Exciting New Ways to Extinct Fish

While some had a premonition and some knew, the fact that it’s here suggests a great deal of magazine fodder will be spent gnashing teeth over what constitutes angling privacy, what’s the radius around the angler considered acceptable “air rights”, and whether “low holing” the SOB next to you with a drone carries the same censure as doing it in person.

dronetuna

… I’m not even going to mention whether it’s polite to zoom in on the fly he’s using, or whether you’ll simply make a fast pass to snip his fly line in mid-air …

Drones used to scout for visible fish – humming up and downstream, colliding with your cast – and whose owner operator is faceless and distant, and only appears if you disable his “pet” with a rock.

Learn about the IoT, the Internet of Things, and ask yourself would a small solar camera and IP address ever get cheap enough to mount over all the best holes ? Why wouldn’t the “Wall Of Rising Fish” at your fly shop be a source of wonderment?
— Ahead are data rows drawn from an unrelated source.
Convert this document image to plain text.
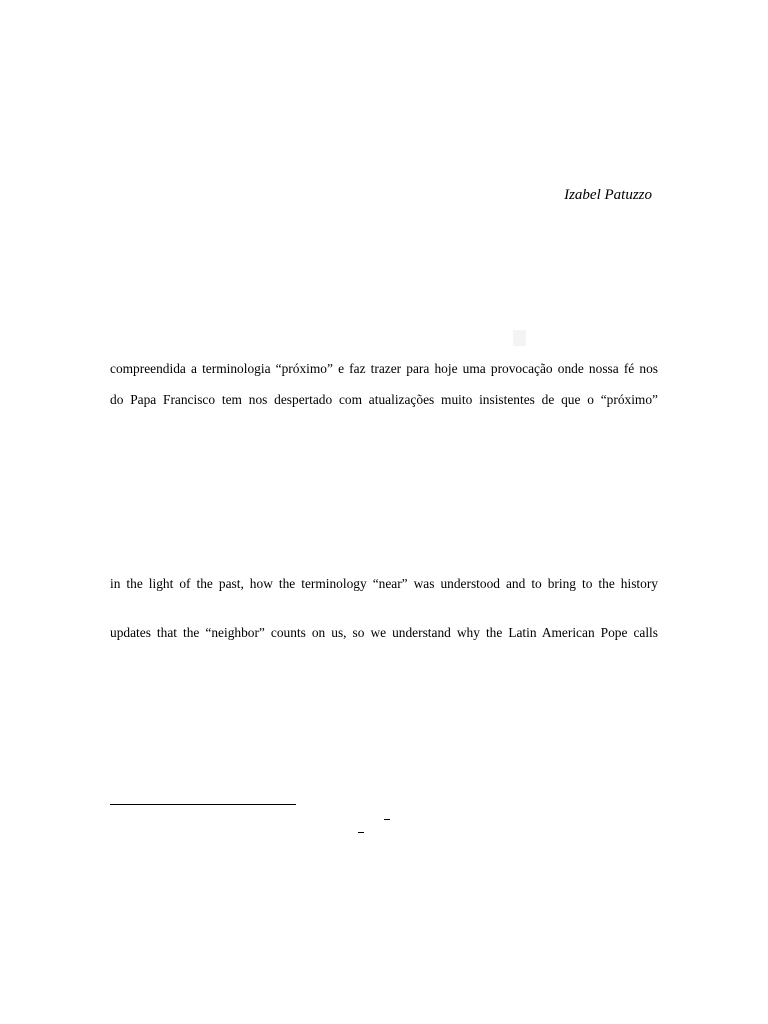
Izabel Patuzzo
compreendida a terminologia “próximo” e faz trazer para hoje uma provocação onde nossa fé nos
do Papa Francisco tem nos despertado com atualizações muito insistentes de que o “próximo”
in the light of the past, how the terminology “near” was understood and to bring to the history
updates that the “neighbor” counts on us, so we understand why the Latin American Pope calls
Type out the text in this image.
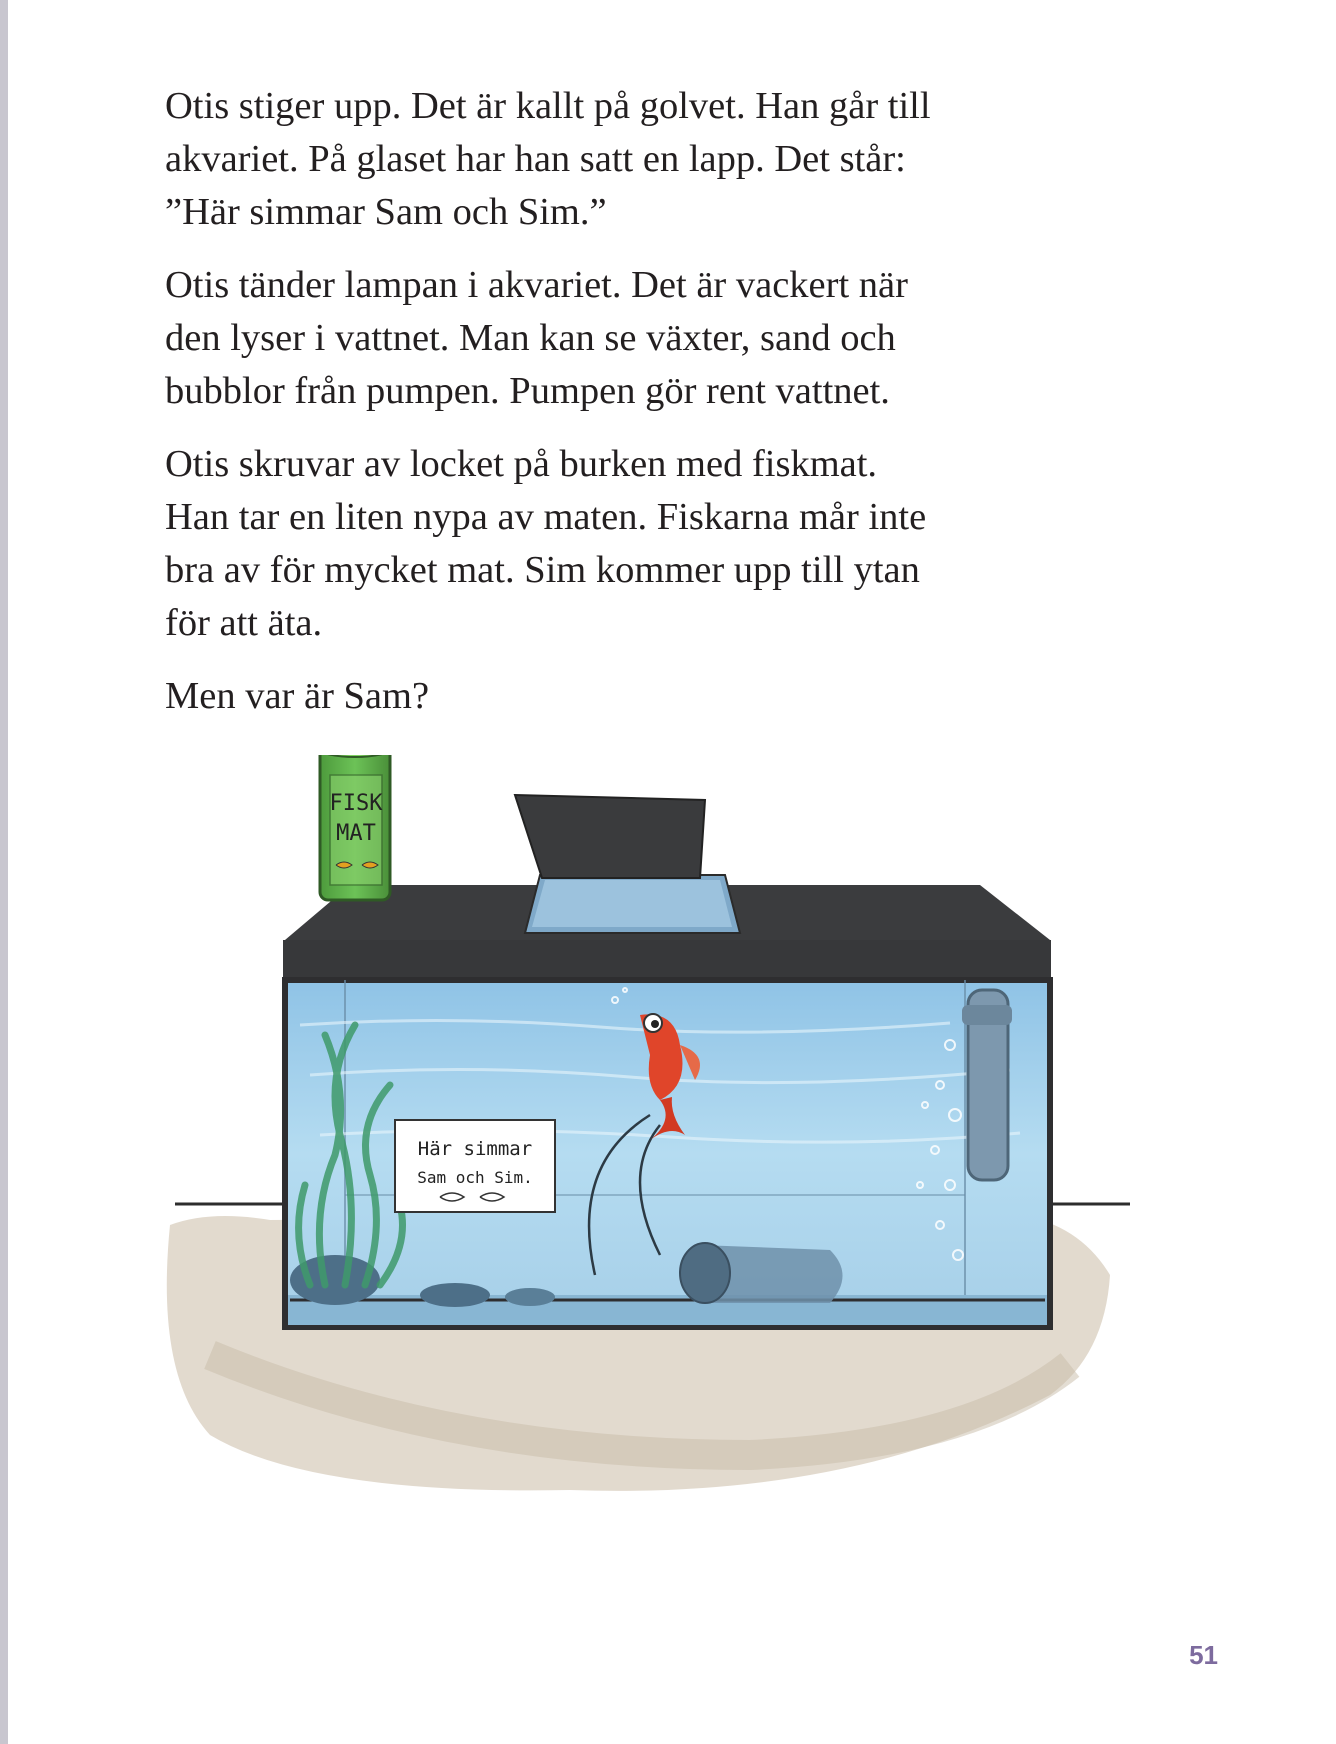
Otis stiger upp. Det är kallt på golvet. Han går till
akvariet. På glaset har han satt en lapp. Det står:
”Här simmar Sam och Sim.”

Otis tänder lampan i akvariet. Det är vackert när
den lyser i vattnet. Man kan se växter, sand och
bubblor från pumpen. Pumpen gör rent vattnet.

Otis skruvar av locket på burken med fiskmat.
Han tar en liten nypa av maten. Fiskarna mår inte
bra av för mycket mat. Sim kommer upp till ytan
för att äta.

Men var är Sam?

Här simmar
Sam och Sim.
FISK
MAT
51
Instead of asking the fellow behind the counter whether there’s any action on the Creek, why wouldn’t you just check the camera at the Powerhouse?

Bold New World, and if you don’t the Warden will – as budget cuts means he’s driving less , and likely orbiting in an agency Predator instead … and the first sumbitch over limit gets a Hellfire up his tail pipe …

Roger Blue Leader, it’s Fox One on the Red Honda in the Parking Lot.”